Then they sat down, the goddess and Ulysses, at the foot of a wild olive- tree, consulting how they might with safety bring about his restoration. And when Ulysses revolved in his mind how that his enemies were a multitude, and he single, he began to despond, and he said, “I shall die an ill death like Agamemnon; in the threshold of my own house I shall perish, like that unfortunate monarch, slain by some one of my wife’s suitors.” But then again calling to mind his ancient courage, he secretly wished that Minerva would but breathe such a spirit into his bosom as she inflamed him with in the hour of Troy’s destruction, that he might encounter with three hundred of those impudent suitors at once, and strew the pavements of his beautiful palace with their bloods and brains.

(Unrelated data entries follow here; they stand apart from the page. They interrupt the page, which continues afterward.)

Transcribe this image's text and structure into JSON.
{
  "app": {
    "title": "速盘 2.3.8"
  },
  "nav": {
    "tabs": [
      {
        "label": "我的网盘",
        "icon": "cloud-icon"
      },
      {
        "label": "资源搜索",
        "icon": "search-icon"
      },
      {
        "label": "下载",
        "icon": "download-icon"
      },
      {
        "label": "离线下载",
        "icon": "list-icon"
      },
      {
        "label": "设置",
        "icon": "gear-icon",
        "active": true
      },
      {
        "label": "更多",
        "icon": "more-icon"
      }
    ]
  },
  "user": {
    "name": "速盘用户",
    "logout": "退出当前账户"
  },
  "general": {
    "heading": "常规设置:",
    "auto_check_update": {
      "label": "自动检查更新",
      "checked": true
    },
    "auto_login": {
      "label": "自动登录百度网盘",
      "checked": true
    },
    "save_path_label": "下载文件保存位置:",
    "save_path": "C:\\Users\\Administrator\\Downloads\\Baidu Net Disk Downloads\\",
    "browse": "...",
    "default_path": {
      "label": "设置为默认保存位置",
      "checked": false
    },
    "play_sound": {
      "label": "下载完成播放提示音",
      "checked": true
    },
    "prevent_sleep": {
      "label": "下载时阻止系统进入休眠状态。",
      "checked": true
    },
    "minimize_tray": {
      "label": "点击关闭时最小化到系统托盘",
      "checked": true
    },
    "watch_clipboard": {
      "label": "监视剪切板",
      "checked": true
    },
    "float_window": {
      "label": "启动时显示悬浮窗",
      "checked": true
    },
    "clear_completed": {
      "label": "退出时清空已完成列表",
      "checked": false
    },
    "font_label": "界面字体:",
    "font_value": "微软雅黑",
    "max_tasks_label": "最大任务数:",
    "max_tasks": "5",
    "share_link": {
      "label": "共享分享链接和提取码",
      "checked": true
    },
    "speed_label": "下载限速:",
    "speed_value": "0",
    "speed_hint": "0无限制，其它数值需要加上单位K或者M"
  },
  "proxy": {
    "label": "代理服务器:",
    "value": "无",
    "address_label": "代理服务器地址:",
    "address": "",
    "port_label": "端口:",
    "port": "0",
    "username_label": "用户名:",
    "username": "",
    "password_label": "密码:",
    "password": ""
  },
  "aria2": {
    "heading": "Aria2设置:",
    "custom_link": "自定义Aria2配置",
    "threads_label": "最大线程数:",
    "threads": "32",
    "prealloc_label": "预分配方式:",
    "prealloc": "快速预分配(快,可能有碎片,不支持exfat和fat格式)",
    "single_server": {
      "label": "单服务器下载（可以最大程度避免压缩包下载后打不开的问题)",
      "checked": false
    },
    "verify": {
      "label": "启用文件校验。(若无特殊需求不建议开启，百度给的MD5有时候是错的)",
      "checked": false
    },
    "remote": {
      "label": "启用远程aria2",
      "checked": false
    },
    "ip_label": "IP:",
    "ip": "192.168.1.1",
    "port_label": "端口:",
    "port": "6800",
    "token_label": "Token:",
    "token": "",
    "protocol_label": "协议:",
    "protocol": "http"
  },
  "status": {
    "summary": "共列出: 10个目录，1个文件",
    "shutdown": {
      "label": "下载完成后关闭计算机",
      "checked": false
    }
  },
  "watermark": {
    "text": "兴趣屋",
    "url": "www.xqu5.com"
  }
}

And Minerva knew his thoughts, and she said, “I will be strongly with thee, if thou fail not to do thy part. And for a sign between us that I will perform my promise and for a token on thy part of obedience, I must change thee, that thy person may not be known of men.”
Then Ulysses bowed his head to receive the divine impression, and Minerva by her great power changed his person so that it might not be known. She changed him to appearance into a very old man, yet such a one as by his limbs and gait seemed to have been some considerable person in his time, and to retain yet some remains of his once prodigious strength. Also, instead of those rich robes in which king Alcinous had clothed him, she threw over his limbs such old and tattered rags as wandering beggars usually wear. A staff supported his steps, and a scrip hung to his back, such as travelling mendicants used to hold the scraps which are given to them at rich men’s doors. So from a king he became a beggar, as wise Tiresias had predicted to him in the shades.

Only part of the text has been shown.